In contrast, Dr Boo Cheng Hau, who had helmed the state for three terms, polled more votes than Liew to secure the 10th spot. Boo had thrown his hat into the ring in the very last minute to try and defend his position.

Party insiders said the keen contest is a “warning” to the central leadership to exercise “extreme caution” when making decisions concerning state party matters.

It will do well for central leaders not to be seen overly interfering, lest agitating the locals to react negatively and derailing the party’s ambitious plan to expand in Umno’s bastion state.

In the run-up to the state party elections, Boo had initially announced that he would not defend his position after the 13th general election (GE13).

Party insiders saw this as a “protest” following the central leadership decision to “parachute” several leaders to contest in Johor.

The “parachute” candidates in GE 13 included Liew (former Bukit Bendera MP in Penang), Kulai MP Teo Nie Cheng (former Serdang MP in Selangor) and DAP supremo, Gelang Patah MP Lim Kit Siang (formerly Ipoh Timur MP in Perak).

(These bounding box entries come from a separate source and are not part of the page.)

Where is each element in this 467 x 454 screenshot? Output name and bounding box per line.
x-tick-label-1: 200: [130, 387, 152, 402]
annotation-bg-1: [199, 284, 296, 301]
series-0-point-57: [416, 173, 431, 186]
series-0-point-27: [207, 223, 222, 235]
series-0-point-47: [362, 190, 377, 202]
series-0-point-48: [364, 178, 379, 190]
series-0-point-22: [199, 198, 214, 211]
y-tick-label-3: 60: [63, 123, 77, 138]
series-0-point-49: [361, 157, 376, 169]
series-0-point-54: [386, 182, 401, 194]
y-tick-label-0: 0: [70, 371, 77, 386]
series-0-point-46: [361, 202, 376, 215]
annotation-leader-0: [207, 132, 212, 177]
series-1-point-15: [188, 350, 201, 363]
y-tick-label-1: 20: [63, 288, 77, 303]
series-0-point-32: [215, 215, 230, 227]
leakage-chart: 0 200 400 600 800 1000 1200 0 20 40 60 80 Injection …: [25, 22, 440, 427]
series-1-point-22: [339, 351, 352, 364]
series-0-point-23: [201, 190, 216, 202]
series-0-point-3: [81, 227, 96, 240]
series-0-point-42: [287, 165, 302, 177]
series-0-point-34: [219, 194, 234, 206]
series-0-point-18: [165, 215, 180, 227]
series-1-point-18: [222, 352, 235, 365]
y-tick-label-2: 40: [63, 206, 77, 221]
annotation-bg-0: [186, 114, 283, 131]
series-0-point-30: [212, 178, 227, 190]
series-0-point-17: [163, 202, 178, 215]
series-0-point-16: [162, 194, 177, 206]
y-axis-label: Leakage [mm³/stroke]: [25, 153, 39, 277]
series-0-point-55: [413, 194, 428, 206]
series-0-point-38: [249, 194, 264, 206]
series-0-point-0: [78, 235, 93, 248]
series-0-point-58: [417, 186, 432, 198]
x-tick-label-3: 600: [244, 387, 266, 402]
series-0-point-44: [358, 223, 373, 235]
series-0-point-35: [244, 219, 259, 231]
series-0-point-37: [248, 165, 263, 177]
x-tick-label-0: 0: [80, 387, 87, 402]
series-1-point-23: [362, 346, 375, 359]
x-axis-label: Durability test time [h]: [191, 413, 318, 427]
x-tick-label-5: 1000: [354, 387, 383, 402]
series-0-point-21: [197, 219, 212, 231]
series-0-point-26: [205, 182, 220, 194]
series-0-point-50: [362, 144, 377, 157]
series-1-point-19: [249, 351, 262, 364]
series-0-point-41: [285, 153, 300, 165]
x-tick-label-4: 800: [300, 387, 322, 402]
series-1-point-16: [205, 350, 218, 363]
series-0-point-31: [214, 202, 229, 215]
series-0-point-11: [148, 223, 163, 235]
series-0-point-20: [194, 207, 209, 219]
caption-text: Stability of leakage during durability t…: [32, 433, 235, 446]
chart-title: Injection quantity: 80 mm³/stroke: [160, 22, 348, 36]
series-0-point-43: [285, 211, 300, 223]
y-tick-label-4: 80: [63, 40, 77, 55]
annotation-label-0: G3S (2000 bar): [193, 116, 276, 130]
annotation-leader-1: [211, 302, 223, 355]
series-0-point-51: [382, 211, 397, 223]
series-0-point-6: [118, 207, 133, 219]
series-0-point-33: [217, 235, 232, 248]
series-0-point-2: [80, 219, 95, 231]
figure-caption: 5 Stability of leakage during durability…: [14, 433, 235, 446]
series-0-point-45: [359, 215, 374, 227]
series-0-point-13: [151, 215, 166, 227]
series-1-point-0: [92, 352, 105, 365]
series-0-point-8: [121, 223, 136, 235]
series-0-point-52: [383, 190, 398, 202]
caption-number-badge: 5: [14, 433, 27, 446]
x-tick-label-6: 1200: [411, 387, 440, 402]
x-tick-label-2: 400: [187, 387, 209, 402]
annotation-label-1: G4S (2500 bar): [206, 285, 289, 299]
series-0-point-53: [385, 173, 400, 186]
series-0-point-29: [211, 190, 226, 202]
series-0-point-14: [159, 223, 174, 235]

Johor DAP grassroots see these leaders as proxies aligned to party secretary-general Lim Guan Eng, the Penang chief minister.

This is not the first time the DAP leadership had engineered such an “intervention” in a state. Last year, Malacca DAP chairman Goh Leong San had quit his position as Opposition leader over remarks that he seemingly praised the BN-led state government once too often.

However, Kit Siang was seen as moving in as a “peacekeeper” in Johor to settle an escalating Pakatan Rakyat crisis over the Gelang Patah parliamentary seat.

Boo and his henchmen had launched a protracted attack, via the Chinese media, on Johor PKR chairman Datuk Chua Jui Meng for the right to contest Gelang Patah.

According to a Jan 14 Sin Chew editorial, the problem with Boo and Liew’s lack of support could be attributed to Kit Siang’s presence amongst Johor DAP leadership.

“DAP locals described the party election as ‘losers also Kit Siang, winners also Kit Siang’ in the battle between Boo and Liew. Voting patterns were influenced after Kit Siang publicly declared support for Liew.

“Delegates who originally were with Boo switched while Boo’s die-hard supporters voted to ‘punish’ Liew, resulting in the unusual phenomenon of low votes for both Boo and Liew,” the editorial stated.

However, as sagely as Kit Siang is to the party leaders, they were more cautious towards Guan Eng’s move to consolidate his position. Guan Eng, who is completing his final term as secretary-general, is placing his trusted “lieutenants” in key positions in several states.

Kit Siang, as Guan Eng’s father, will find it difficult to shake away accusations of nepotism and that the DAP is essentially a political legacy for the Lims.

This could also work against Liew who is seen as a rising star and formidable strategist.

Liew had also topped the list of the 20-member central executive committee line-up at the DAP Special Congress and elections last September. So how did he fare so badly in the Johor DAP polls?